Von 14h bis 17h hatten alle Tagungsteilnehmer Freizeit, so dass Ralf und ich zusammen auf Schneeschuhtour gehen konnten. Ich hatte am Vormittag Schneeschuhe für ihn ausgeliehen, während ich meine eigenen mit im Gepäck hatte. Bei herrlichem Sonnenschein liefen wir auf schmalen Wegen an einem teilweise zugefrorenen Bach entlang. Dabei mussten wir auch die berühmten sieben Brücken überwinden, die dick mit Schnee bedeckt und unberührt vor uns lagen. Nach dem Ausflug kehrte Ralf zur Arbeit zurück. Ich beschäftigte mich währenddessen mit einer Pastellzeichnung.

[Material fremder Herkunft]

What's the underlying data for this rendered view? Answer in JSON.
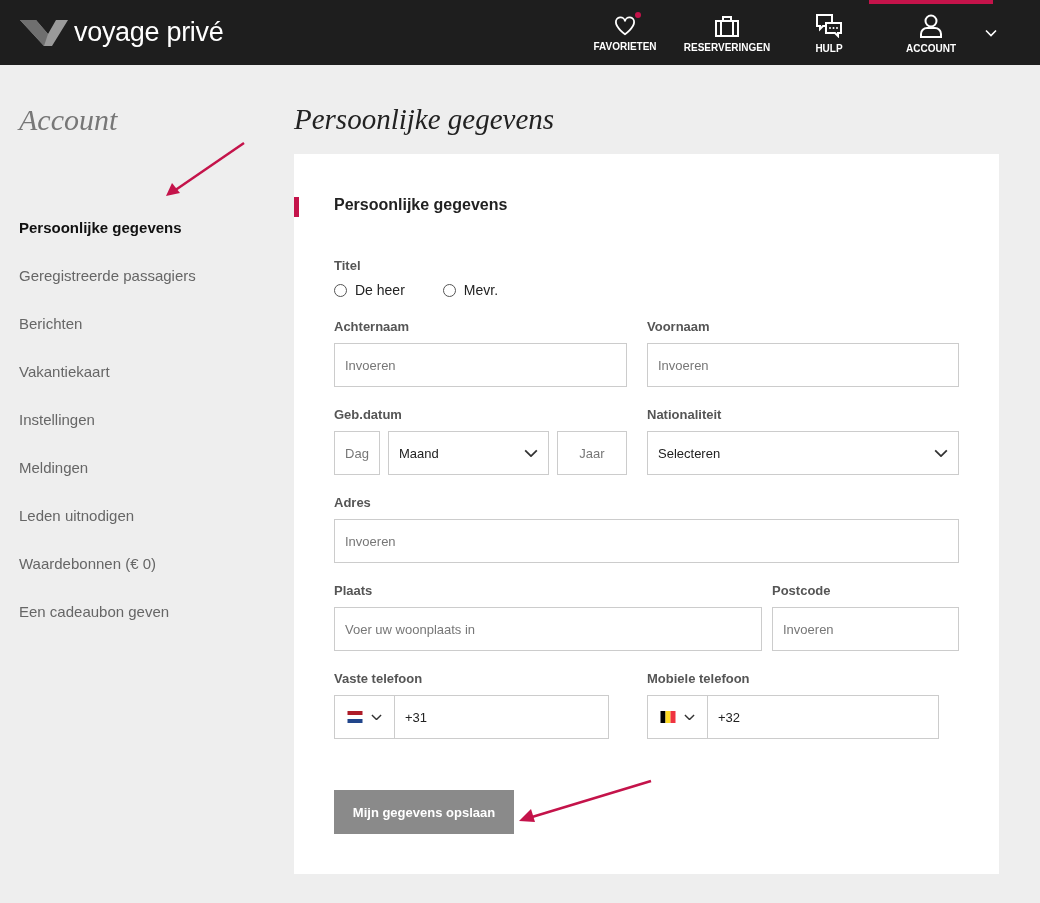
{
  "header": {
    "logo": "voyage privé",
    "nav": [
      {
        "label": "FAVORIETEN",
        "kind": "heart",
        "selected": false,
        "notification": true
      },
      {
        "label": "RESERVERINGEN",
        "kind": "suitcase",
        "selected": false,
        "notification": false
      },
      {
        "label": "HULP",
        "kind": "help",
        "selected": false,
        "notification": false
      },
      {
        "label": "ACCOUNT",
        "kind": "user",
        "selected": true,
        "notification": false
      }
    ]
  },
  "sidebar": {
    "title": "Account",
    "items": [
      {
        "label": "Persoonlijke gegevens",
        "selected": true
      },
      {
        "label": "Geregistreerde passagiers",
        "selected": false
      },
      {
        "label": "Berichten",
        "selected": false
      },
      {
        "label": "Vakantiekaart",
        "selected": false
      },
      {
        "label": "Instellingen",
        "selected": false
      },
      {
        "label": "Meldingen",
        "selected": false
      },
      {
        "label": "Leden uitnodigen",
        "selected": false
      },
      {
        "label": "Waardebonnen (€ 0)",
        "selected": false
      },
      {
        "label": "Een cadeaubon geven",
        "selected": false
      }
    ]
  },
  "page_title": "Persoonlijke gegevens",
  "form": {
    "section_title": "Persoonlijke gegevens",
    "title_group": {
      "label": "Titel",
      "options": [
        {
          "label": "De heer",
          "selected": false
        },
        {
          "label": "Mevr.",
          "selected": false
        }
      ]
    },
    "rows": [
      [
        {
          "label": "Achternaam",
          "controls": [
            {
              "kind": "text",
              "placeholder": "Invoeren"
            }
          ]
        },
        {
          "label": "Voornaam",
          "controls": [
            {
              "kind": "text",
              "placeholder": "Invoeren"
            }
          ]
        }
      ],
      [
        {
          "label": "Geb.datum",
          "controls": [
            {
              "kind": "small",
              "placeholder": "Dag"
            },
            {
              "kind": "select",
              "value": "Maand"
            },
            {
              "kind": "small",
              "placeholder": "Jaar"
            }
          ]
        },
        {
          "label": "Nationaliteit",
          "controls": [
            {
              "kind": "select",
              "value": "Selecteren"
            }
          ]
        }
      ],
      [
        {
          "label": "Adres",
          "controls": [
            {
              "kind": "text",
              "placeholder": "Invoeren"
            }
          ]
        }
      ],
      [
        {
          "label": "Plaats",
          "controls": [
            {
              "kind": "text",
              "placeholder": "Voer uw woonplaats in"
            }
          ]
        },
        {
          "label": "Postcode",
          "controls": [
            {
              "kind": "text",
              "placeholder": "Invoeren"
            }
          ]
        }
      ],
      [
        {
          "label": "Vaste telefoon",
          "controls": [
            {
              "kind": "phone",
              "flag": {
                "kind": "horizontal",
                "stripes": [
                  {
                    "color": "#ae1c28"
                  },
                  {
                    "color": "#ffffff"
                  },
                  {
                    "color": "#21468b"
                  }
                ]
              },
              "value": "+31"
            }
          ]
        },
        {
          "label": "Mobiele telefoon",
          "controls": [
            {
              "kind": "phone",
              "flag": {
                "kind": "vertical",
                "stripes": [
                  {
                    "color": "#000000"
                  },
                  {
                    "color": "#fdda24"
                  },
                  {
                    "color": "#ef3340"
                  }
                ]
              },
              "value": "+32"
            }
          ]
        }
      ]
    ],
    "submit": "Mijn gegevens opslaan"
  }
}
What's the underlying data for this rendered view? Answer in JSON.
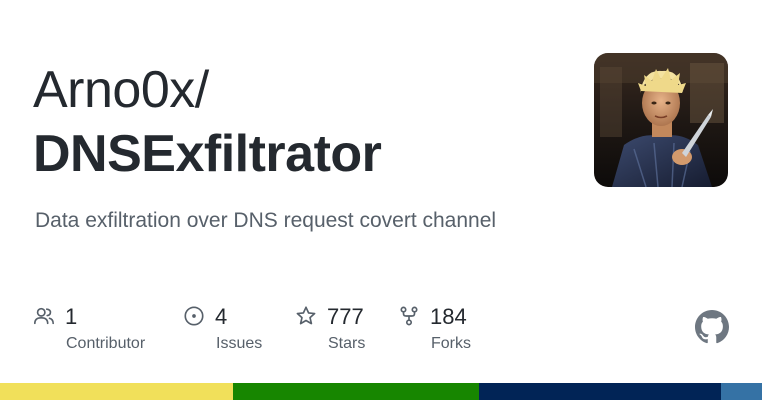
{
  "repo": {
    "owner": "Arno0x/",
    "name": "DNSExfiltrator",
    "description": "Data exfiltration over DNS request covert channel"
  },
  "stats": {
    "contributors": {
      "value": "1",
      "label": "Contributor",
      "icon": "people-icon"
    },
    "issues": {
      "value": "4",
      "label": "Issues",
      "icon": "issue-opened-icon"
    },
    "stars": {
      "value": "777",
      "label": "Stars",
      "icon": "star-icon"
    },
    "forks": {
      "value": "184",
      "label": "Forks",
      "icon": "repo-forked-icon"
    }
  },
  "branding": {
    "logo_icon": "github-mark-icon",
    "avatar_icon": "user-avatar-photo"
  },
  "language_bar": [
    {
      "color": "#f1e05a",
      "share": 0.306
    },
    {
      "color": "#178600",
      "share": 0.322
    },
    {
      "color": "#012456",
      "share": 0.318
    },
    {
      "color": "#3572a5",
      "share": 0.054
    }
  ],
  "colors": {
    "text_primary": "#24292f",
    "text_secondary": "#57606a",
    "icon": "#57606a"
  }
}
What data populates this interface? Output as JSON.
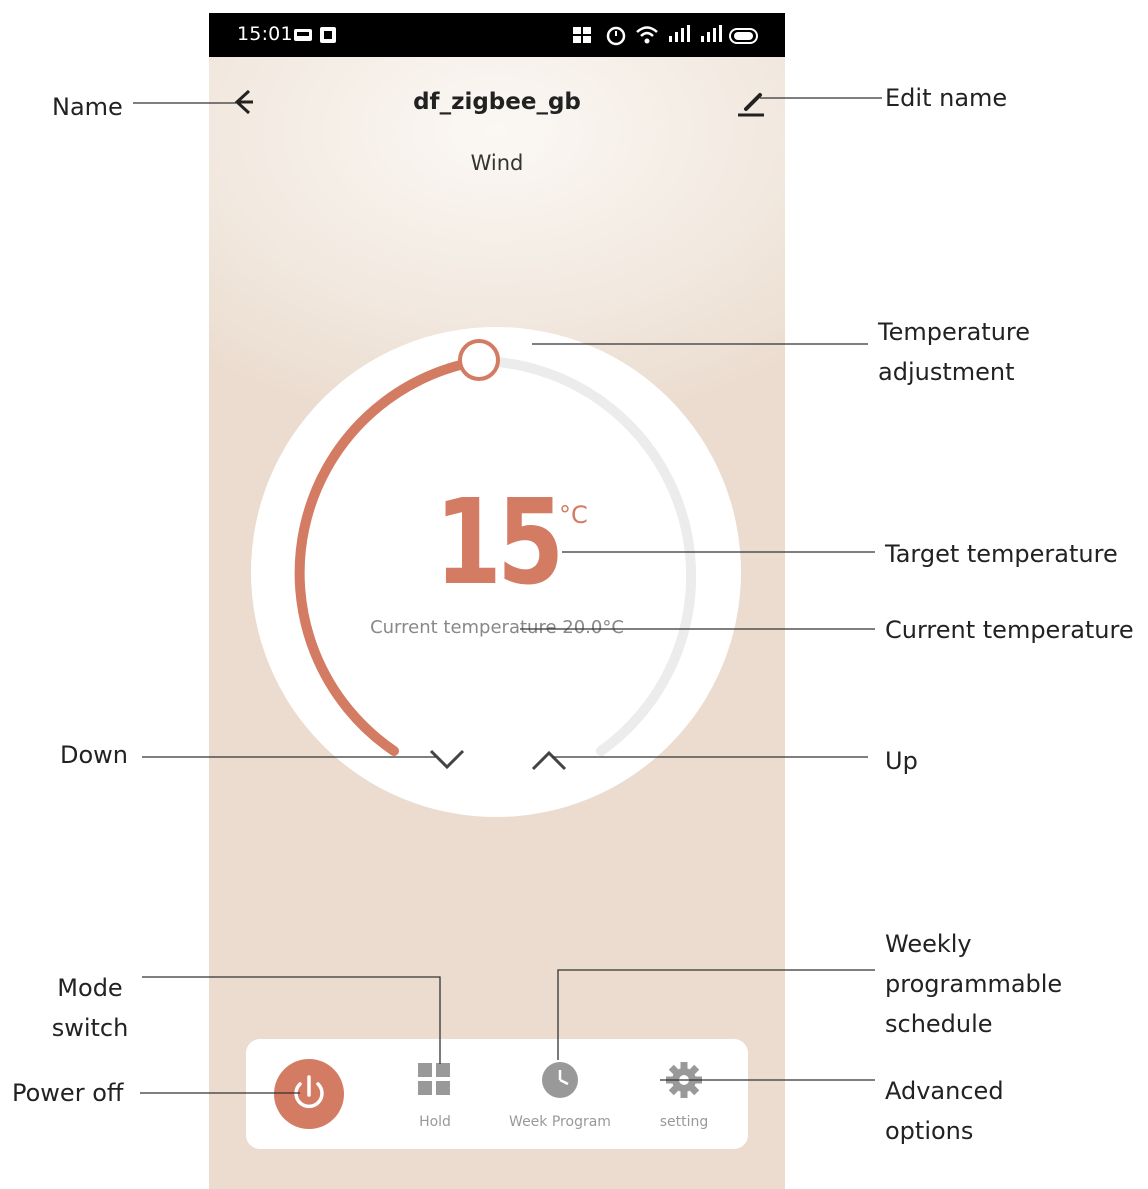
{
  "status_bar": {
    "time": "15:01",
    "right_icons": "⏰ 📶"
  },
  "header": {
    "title": "df_zigbee_gb",
    "subtitle": "Wind"
  },
  "thermostat": {
    "target_temperature": "15",
    "unit": "°C",
    "current_temperature_label": "Current temperature",
    "current_temperature_value": "20.0°C"
  },
  "bottom_bar": {
    "hold_label": "Hold",
    "week_program_label": "Week Program",
    "setting_label": "setting"
  },
  "annotations": {
    "name": "Name",
    "edit_name": "Edit name",
    "temperature_adjustment_1": "Temperature",
    "temperature_adjustment_2": "adjustment",
    "target_temperature": "Target temperature",
    "current_temperature": "Current temperature",
    "down": "Down",
    "up": "Up",
    "mode_switch_1": "Mode",
    "mode_switch_2": "switch",
    "power_off": "Power off",
    "weekly_1": "Weekly",
    "weekly_2": "programmable",
    "weekly_3": "schedule",
    "advanced_1": "Advanced",
    "advanced_2": "options"
  },
  "colors": {
    "accent": "#d37b63",
    "track": "#ececec",
    "background": "#f2e9e0"
  }
}
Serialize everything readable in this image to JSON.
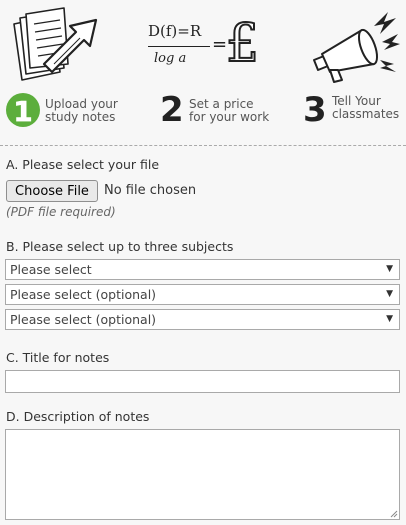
{
  "steps": [
    {
      "number": "1",
      "line1": "Upload your",
      "line2": "study notes",
      "illustration": "document-upload-icon"
    },
    {
      "number": "2",
      "line1": "Set a price",
      "line2": "for your work",
      "illustration": "formula-pound-icon",
      "formula_top": "D(f)=R",
      "formula_bottom": "log a",
      "currency": "£"
    },
    {
      "number": "3",
      "line1": "Tell Your",
      "line2": "classmates",
      "illustration": "megaphone-icon"
    }
  ],
  "colors": {
    "accent_green": "#5cae3c",
    "dark": "#333333",
    "background": "#f7f7f7"
  },
  "form": {
    "file_section": {
      "label": "A. Please select your file",
      "button_label": "Choose File",
      "status": "No file chosen",
      "hint": "(PDF file required)"
    },
    "subjects_section": {
      "label": "B. Please select up to three subjects",
      "selects": [
        {
          "value": "Please select"
        },
        {
          "value": "Please select (optional)"
        },
        {
          "value": "Please select (optional)"
        }
      ]
    },
    "title_section": {
      "label": "C. Title for notes",
      "value": ""
    },
    "description_section": {
      "label": "D. Description of notes",
      "value": ""
    }
  }
}
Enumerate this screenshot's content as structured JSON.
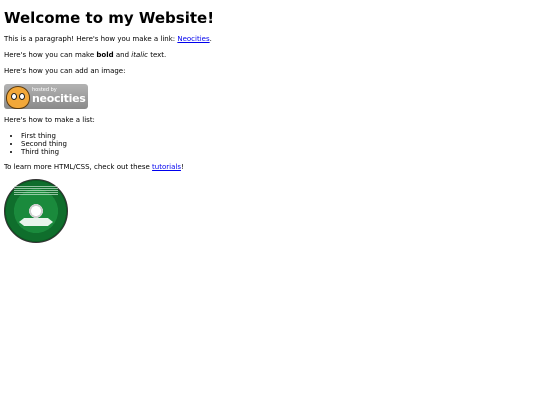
{
  "heading": "Welcome to my Website!",
  "para1": {
    "text_before": "This is a paragraph! Here's how you make a link: ",
    "link": "Neocities",
    "text_after": "."
  },
  "para2": {
    "text_before": "Here's how you can make ",
    "bold": "bold",
    "text_middle": " and ",
    "italic": "italic",
    "text_after": " text."
  },
  "para3": "Here's how you can add an image:",
  "badge": {
    "small_text": "hosted by",
    "brand_text": "neocities"
  },
  "para4": "Here's how to make a list:",
  "list": [
    "First thing",
    "Second thing",
    "Third thing"
  ],
  "para5": {
    "text_before": "To learn more HTML/CSS, check out these ",
    "link": "tutorials",
    "text_after": "!"
  }
}
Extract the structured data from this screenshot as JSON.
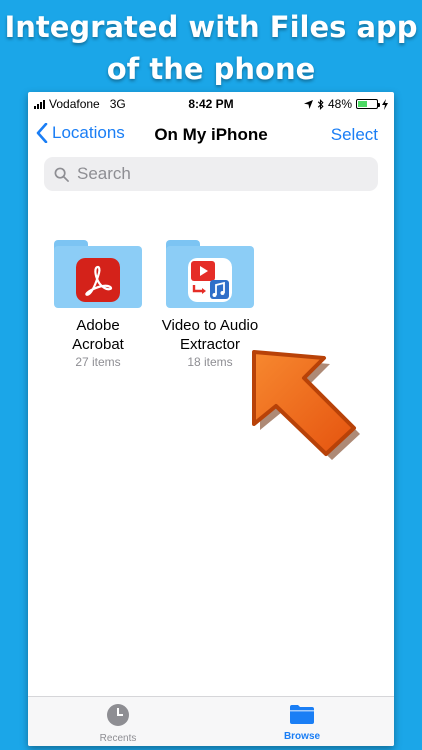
{
  "promo": {
    "headline_line1": "Integrated with Files app",
    "headline_line2": "of the phone"
  },
  "status_bar": {
    "carrier": "Vodafone",
    "network": "3G",
    "time": "8:42 PM",
    "battery_percent": "48%",
    "battery_level": 0.48
  },
  "nav": {
    "back_label": "Locations",
    "title": "On My iPhone",
    "select_label": "Select"
  },
  "search": {
    "placeholder": "Search"
  },
  "folders": [
    {
      "name_line1": "Adobe",
      "name_line2": "Acrobat",
      "count": "27 items",
      "icon": "adobe-acrobat-icon"
    },
    {
      "name_line1": "Video to Audio",
      "name_line2": "Extractor",
      "count": "18 items",
      "icon": "video-to-audio-app-icon"
    }
  ],
  "tabbar": {
    "recents_label": "Recents",
    "browse_label": "Browse",
    "active_color": "#1a7ef5",
    "inactive_color": "#8e8e93"
  },
  "colors": {
    "background": "#1ba6e8",
    "accent": "#1a7ef5",
    "arrow": "#f46b1c"
  }
}
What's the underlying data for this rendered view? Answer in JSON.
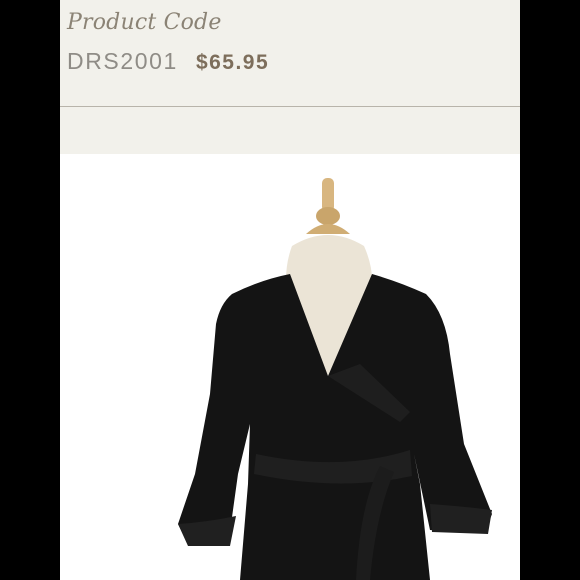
{
  "product": {
    "code_label": "Product Code",
    "code": "DRS2001",
    "price": "$65.95"
  },
  "image": {
    "subject": "product-photo",
    "colors": {
      "dress": "#141414",
      "form": "#ebe4d6",
      "knob": "#d8b680",
      "background": "#ffffff"
    }
  }
}
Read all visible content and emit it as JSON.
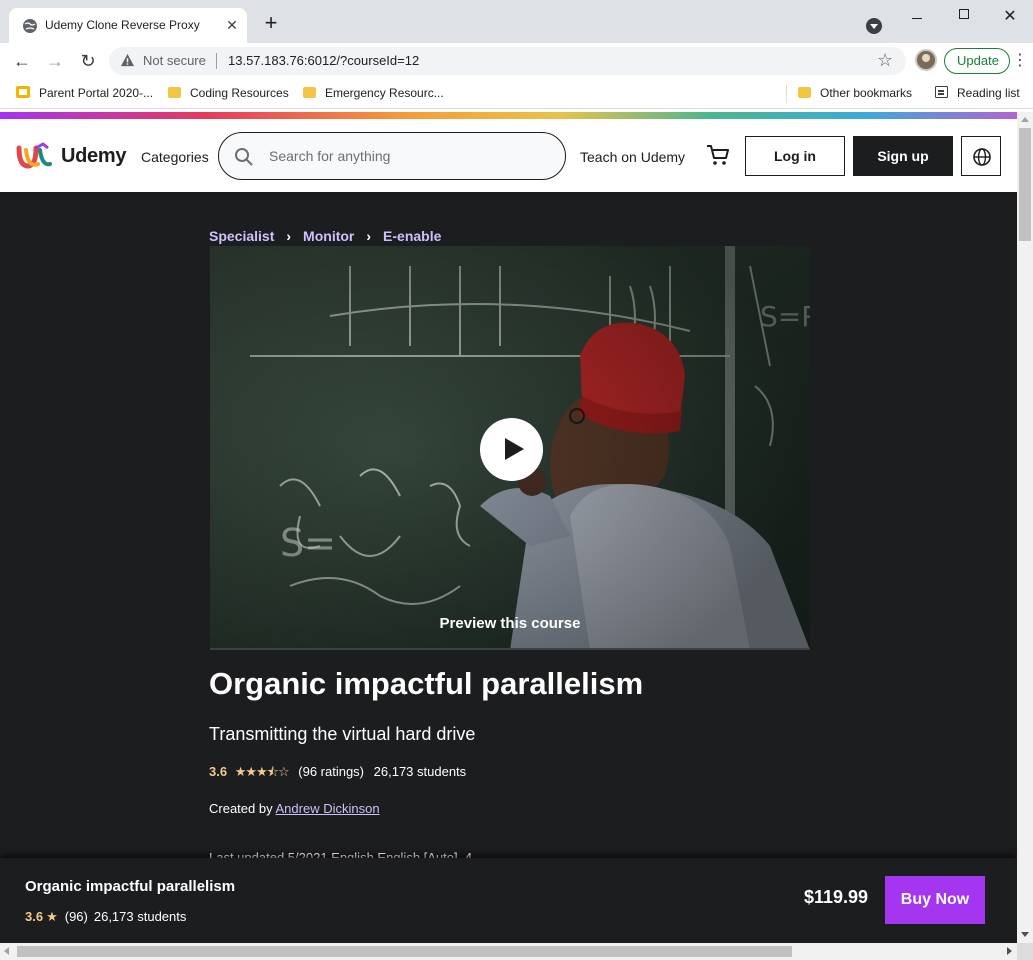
{
  "browser": {
    "tab_title": "Udemy Clone Reverse Proxy",
    "tab_close": "✕",
    "new_tab": "+",
    "not_secure": "Not secure",
    "url": "13.57.183.76:6012/?courseId=12",
    "update_label": "Update",
    "bookmarks": [
      {
        "label": "Parent Portal 2020-...",
        "icon": "parent-portal-icon"
      },
      {
        "label": "Coding Resources",
        "icon": "folder-icon"
      },
      {
        "label": "Emergency Resourc...",
        "icon": "folder-icon"
      }
    ],
    "other_bookmarks": "Other bookmarks",
    "reading_list": "Reading list"
  },
  "site": {
    "logo_text": "Udemy",
    "categories": "Categories",
    "search_placeholder": "Search for anything",
    "teach": "Teach on Udemy",
    "login": "Log in",
    "signup": "Sign up"
  },
  "course": {
    "breadcrumbs": [
      "Specialist",
      "Monitor",
      "E-enable"
    ],
    "breadcrumb_sep": "›",
    "preview_label": "Preview this course",
    "title": "Organic impactful parallelism",
    "subtitle": "Transmitting the virtual hard drive",
    "rating": "3.6",
    "rating_value": 3.6,
    "stars": "★★★⯪☆",
    "ratings_count": "(96 ratings)",
    "students": "26,173 students",
    "created_by_prefix": "Created by ",
    "instructor": "Andrew Dickinson",
    "meta_partial": "Last updated 5/2021    English    English [Auto], 4"
  },
  "sticky": {
    "title": "Organic impactful parallelism",
    "rating": "3.6",
    "star": "★",
    "ratings_count": "(96)",
    "students": "26,173 students",
    "price": "$119.99",
    "buy_label": "Buy Now"
  },
  "colors": {
    "header_bg": "#ffffff",
    "page_bg": "#1c1d1f",
    "breadcrumb": "#cec0fc",
    "rating": "#f3ca8c",
    "buy_button": "#a435f0",
    "update_green": "#188038"
  }
}
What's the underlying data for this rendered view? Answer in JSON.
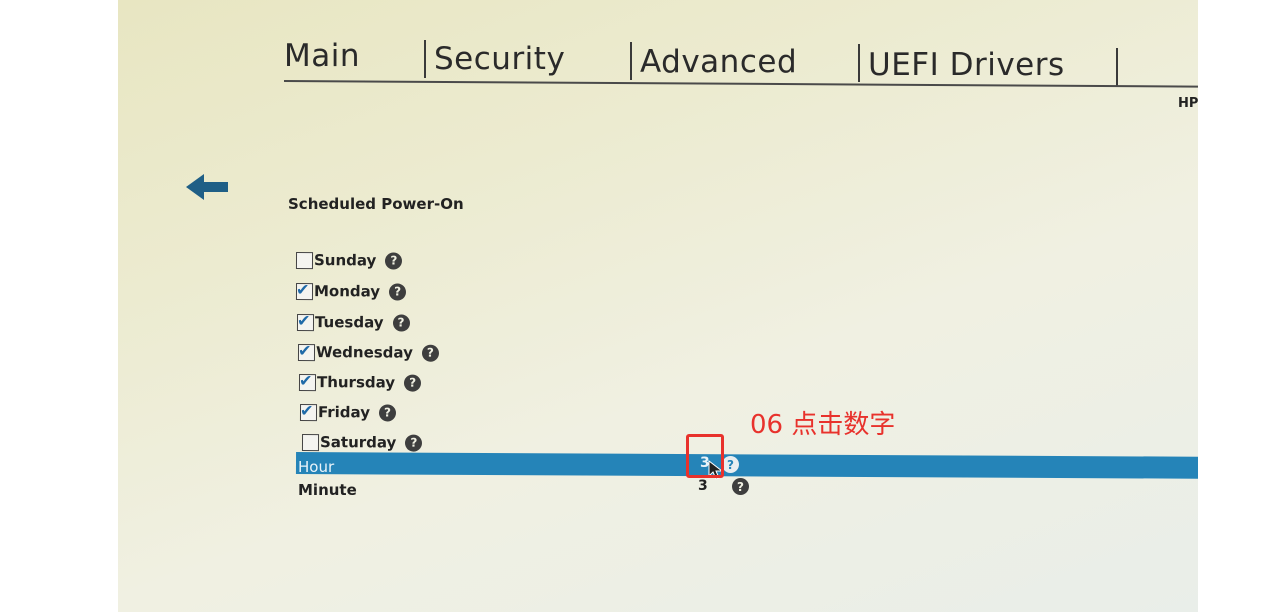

Abends trafen wir uns alle zum Käsefondue im Restaurant.
Tag 2 :
Der Wetterbericht versprach Sonnenschein und so bereitete ich mich gleich nach dem Frühstück auf eine Morgenwanderung vor. Ich erkor den Monolith zum Ziel. Nachdem ich den Zugang über die Straße absolviert hatte, stellte ich fest, dass der Weg ohne Schneeschuhe nicht komfortabel zu bewältigen sein würde. Leichtsinnigerweise war ich nur mit Wanderschuhen und Stöcken losgegangen. Ich kehrte um und lief mal wieder meiner Nase nach, was im nachhinein eine gute Wahl war. Ich nutzte breit angelegte Wege im Schnee, genoss das Glitzern der weißen Pracht in der Sonne und die frische Winterluft. Mehrmals musste ich mich an Kreuzungen für eine Richtung entscheiden, was eine rechte Kringelei auf der Wanderkarte aufzeichnete. Die Mittagszeit kam näher und ich suchte einen Rückweg zum Ferienhotel. Das Dorf lag vor mir in Sichtweite, allerdings durch eine tiefe Schlucht getrennt. Was tun? Vorsichtig, Schritt für Schritt rutschte, taumelte, glitt ich den schmalen Pfad hinab. Von Kälte keine Spur mehr. Unten angekommen stand ich vor der Eselstation, die sich im Winterschlaf befand. Das Ferienhotel lag nun hoch über mir. Der Aufstieg ließ sich nicht vermeiden, war aber leichter als gedacht. Mit roten Wangen kam ich zum Mittagstisch, wo ich mit Appetit Couscous, gekochtes Rindfleisch und weiße Bohnen verspeiste.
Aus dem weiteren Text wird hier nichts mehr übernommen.